Publié le Mercredi 13 janvier 2016 à 09h06.

Iran et Arabie saoudite : Un conflit entre forces de la contre-révolution

Les tensions politiques entre la République islamique d’Iran (RII) et l’Arabie Saoudite n’ont cessé d’augmenter à la suite de l’exécution le 2 janvier par le régime saoudien de l’opposant Cheikh Nimr. 

Celle-ci a entraîné des manifestations en Iran, où l’ambassade saoudienne à Téhéran et son consulat à Machhad ont été pris d’assaut et brûlés, ainsi que dans plusieurs autres pays de la région. L’Arabie Saoudite a coupé ses relations diplomatiques avec l’Iran, et cette décision a été suivie par le Bahreïn, le Soudan et Djibouti. Le 7 janvier, les dirigeants de la RII ont accusé l’aviation saoudienne d’avoir bombardé son ambassade au Yémen, et ont interdit l’entrée de tous les produits saoudiens en réaction.

De la division aux discriminations

Les tensions confessionnelles entre sunnites et chiites, de la Syrie au Yémen en passant par l’Irak et le Liban, vont encore être aggravées par ces événements. Il faut savoir que ces deux États n’ont cessé d’utiliser l’arme du confessionnalisme pour faire avancer leurs intérêts politiques.

Depuis la chute du shah et l’instauration de la RII en 1979 sous l’égide de Khomeini, les relations entre Téhéran et Riyad ont été sources de tensions dans la région et de montée du confessionnalisme. La RII et sa volonté d’exporter la « révolution islamique » en finançant certains groupes confessionnels chiites, ont provoqué une réaction de l’Arabie Saoudite et des monarchies du Golfe. La RII, ses alliés et les populations chiites de la région en général, vont dès lors devenir progressivement l’ennemi principal et la cible de l’Arabie Saoudite et des monarchies du Golfe, à la place des forces nationalistes et progressistes affaiblies au début des années 1980, en promouvant les mouvements islamiques fondamentalistes.
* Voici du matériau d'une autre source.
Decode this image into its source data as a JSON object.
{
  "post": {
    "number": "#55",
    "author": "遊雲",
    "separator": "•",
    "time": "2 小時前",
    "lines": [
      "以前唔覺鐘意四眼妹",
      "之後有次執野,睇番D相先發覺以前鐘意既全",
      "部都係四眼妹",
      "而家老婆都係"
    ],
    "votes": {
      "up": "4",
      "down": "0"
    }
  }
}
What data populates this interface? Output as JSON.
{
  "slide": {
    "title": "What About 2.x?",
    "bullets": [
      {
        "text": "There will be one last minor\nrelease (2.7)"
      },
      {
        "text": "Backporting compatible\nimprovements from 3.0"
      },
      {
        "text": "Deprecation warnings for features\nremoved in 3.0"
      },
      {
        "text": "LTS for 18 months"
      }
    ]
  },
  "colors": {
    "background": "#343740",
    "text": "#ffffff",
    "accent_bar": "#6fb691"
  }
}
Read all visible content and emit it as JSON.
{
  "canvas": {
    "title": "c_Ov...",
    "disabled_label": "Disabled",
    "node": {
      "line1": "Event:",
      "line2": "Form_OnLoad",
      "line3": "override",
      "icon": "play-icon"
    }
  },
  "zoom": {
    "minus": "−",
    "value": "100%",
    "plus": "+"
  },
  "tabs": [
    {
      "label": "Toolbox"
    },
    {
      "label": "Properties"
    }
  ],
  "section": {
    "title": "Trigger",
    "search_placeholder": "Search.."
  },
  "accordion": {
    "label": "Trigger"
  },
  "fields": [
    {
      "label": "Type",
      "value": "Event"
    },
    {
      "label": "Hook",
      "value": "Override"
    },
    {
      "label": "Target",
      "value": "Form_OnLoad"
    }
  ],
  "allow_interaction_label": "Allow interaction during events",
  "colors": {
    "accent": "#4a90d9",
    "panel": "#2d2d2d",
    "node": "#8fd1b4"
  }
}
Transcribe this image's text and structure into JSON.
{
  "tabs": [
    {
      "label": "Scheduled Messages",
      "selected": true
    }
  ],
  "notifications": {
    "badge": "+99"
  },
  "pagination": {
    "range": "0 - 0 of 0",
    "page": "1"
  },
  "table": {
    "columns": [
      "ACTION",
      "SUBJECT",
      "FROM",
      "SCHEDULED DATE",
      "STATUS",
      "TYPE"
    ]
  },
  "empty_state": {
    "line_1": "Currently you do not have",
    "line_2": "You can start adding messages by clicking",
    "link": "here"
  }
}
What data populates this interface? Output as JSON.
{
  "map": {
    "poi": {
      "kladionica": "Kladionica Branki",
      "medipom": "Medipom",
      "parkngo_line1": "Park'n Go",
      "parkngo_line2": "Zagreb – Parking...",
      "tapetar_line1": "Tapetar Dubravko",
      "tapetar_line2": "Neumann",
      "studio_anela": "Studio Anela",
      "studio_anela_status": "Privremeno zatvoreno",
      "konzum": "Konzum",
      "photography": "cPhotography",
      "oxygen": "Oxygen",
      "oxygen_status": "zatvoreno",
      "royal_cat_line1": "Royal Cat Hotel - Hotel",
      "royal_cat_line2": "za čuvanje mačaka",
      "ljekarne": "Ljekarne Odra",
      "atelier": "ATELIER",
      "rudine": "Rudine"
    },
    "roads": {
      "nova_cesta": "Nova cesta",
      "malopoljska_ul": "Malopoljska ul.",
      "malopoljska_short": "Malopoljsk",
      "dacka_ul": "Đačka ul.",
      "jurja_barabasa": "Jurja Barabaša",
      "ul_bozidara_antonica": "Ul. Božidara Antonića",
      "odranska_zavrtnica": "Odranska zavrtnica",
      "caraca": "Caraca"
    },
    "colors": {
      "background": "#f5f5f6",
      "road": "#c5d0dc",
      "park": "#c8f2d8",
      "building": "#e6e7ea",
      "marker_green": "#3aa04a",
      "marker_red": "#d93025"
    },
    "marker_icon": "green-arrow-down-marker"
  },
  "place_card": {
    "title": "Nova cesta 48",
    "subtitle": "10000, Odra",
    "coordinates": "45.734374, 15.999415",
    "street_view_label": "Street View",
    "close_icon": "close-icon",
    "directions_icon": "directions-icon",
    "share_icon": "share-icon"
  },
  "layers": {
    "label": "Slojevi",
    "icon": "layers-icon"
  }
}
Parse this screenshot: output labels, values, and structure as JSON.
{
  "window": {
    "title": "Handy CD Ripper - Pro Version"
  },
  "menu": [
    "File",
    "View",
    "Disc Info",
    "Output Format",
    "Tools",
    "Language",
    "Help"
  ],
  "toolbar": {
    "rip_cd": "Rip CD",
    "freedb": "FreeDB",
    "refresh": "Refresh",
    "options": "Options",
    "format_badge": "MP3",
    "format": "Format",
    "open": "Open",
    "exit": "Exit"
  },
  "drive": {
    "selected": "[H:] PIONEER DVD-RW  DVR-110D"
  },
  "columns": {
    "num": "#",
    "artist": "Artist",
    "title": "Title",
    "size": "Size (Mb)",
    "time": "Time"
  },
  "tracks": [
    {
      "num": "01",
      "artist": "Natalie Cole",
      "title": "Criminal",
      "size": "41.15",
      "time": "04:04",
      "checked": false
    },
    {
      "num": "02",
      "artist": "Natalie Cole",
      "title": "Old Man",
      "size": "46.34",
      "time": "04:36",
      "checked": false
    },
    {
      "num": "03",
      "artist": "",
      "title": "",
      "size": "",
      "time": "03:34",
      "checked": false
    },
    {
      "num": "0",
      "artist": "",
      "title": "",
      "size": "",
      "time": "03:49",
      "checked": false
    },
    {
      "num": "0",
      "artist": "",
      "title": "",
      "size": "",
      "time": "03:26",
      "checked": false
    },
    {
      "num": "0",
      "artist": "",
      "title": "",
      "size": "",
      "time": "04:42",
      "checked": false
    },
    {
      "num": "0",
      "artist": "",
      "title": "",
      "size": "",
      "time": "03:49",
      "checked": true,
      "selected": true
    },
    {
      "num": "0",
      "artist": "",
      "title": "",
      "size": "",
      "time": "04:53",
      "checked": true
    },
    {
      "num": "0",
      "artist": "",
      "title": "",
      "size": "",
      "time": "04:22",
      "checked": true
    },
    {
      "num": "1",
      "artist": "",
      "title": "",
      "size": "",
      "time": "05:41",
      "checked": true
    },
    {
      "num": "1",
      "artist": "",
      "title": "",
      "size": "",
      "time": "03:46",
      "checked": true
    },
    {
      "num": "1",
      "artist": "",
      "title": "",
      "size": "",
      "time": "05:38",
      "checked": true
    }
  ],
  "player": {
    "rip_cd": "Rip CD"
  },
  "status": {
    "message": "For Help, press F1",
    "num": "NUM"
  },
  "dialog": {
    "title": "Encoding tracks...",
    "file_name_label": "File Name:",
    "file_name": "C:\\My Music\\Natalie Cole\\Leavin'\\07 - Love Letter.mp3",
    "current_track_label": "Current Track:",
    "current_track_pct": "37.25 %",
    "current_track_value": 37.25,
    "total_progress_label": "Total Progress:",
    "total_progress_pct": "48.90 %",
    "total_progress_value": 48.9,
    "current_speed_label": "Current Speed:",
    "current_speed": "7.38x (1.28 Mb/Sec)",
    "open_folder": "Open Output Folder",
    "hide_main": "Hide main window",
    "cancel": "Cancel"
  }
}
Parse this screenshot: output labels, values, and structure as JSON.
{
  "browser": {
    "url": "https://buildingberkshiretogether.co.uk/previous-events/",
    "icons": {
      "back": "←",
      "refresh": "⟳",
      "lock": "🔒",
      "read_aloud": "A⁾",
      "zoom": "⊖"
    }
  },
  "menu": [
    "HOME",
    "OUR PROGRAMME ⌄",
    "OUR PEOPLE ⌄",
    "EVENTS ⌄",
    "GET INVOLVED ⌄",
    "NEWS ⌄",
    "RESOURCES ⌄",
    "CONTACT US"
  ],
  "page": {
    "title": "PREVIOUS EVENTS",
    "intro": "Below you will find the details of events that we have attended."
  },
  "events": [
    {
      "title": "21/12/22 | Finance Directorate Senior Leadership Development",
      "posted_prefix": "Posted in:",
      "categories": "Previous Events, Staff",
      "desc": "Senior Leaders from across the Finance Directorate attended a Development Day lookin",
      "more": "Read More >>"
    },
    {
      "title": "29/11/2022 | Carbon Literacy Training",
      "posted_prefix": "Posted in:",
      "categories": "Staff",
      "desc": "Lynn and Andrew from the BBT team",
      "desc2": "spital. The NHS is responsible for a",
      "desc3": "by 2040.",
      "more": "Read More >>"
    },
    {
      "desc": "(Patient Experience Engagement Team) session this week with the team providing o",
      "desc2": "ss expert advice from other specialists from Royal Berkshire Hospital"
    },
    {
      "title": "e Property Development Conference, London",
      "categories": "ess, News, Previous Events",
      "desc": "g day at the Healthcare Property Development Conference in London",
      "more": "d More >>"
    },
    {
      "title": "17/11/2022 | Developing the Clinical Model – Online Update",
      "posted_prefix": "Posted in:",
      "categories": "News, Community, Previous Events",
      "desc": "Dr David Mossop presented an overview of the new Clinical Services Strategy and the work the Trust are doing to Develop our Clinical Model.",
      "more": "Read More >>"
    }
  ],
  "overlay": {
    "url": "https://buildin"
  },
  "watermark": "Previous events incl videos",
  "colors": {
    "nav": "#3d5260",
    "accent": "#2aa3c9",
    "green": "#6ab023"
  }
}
Dans le royaume saoudien, les discriminations sociales et politiques contre les minorités chiites, qui faisaient déjà l’objet d’un discours salafistes et wahabiste haineux, ont été renforcées et elles ont été la cible d’une propagande politique les stigmatisant comme éléments d’une « 5e colonne iranienne ».

De plus, cette situation est aggravée par l’utilisation politique des divisions sunnites-chiites afin de promouvoir les politiques du royaume saoudien au Bahreïn, en Syrie et au Yémen. Le 3 octobre 2015, des religieux saoudiens ont par exemple publié un communiqué en réponse à l’intervention militaire russe en Syrie appelant les « vrais croyants » à lutter contre le gouvernement « safavide » de la Syrie et de ses alliés, décrivant le conflit en Syrie comme une nouvelle croisade, avec les « hérétiques chiites » joignant leurs forces aux croisés russes.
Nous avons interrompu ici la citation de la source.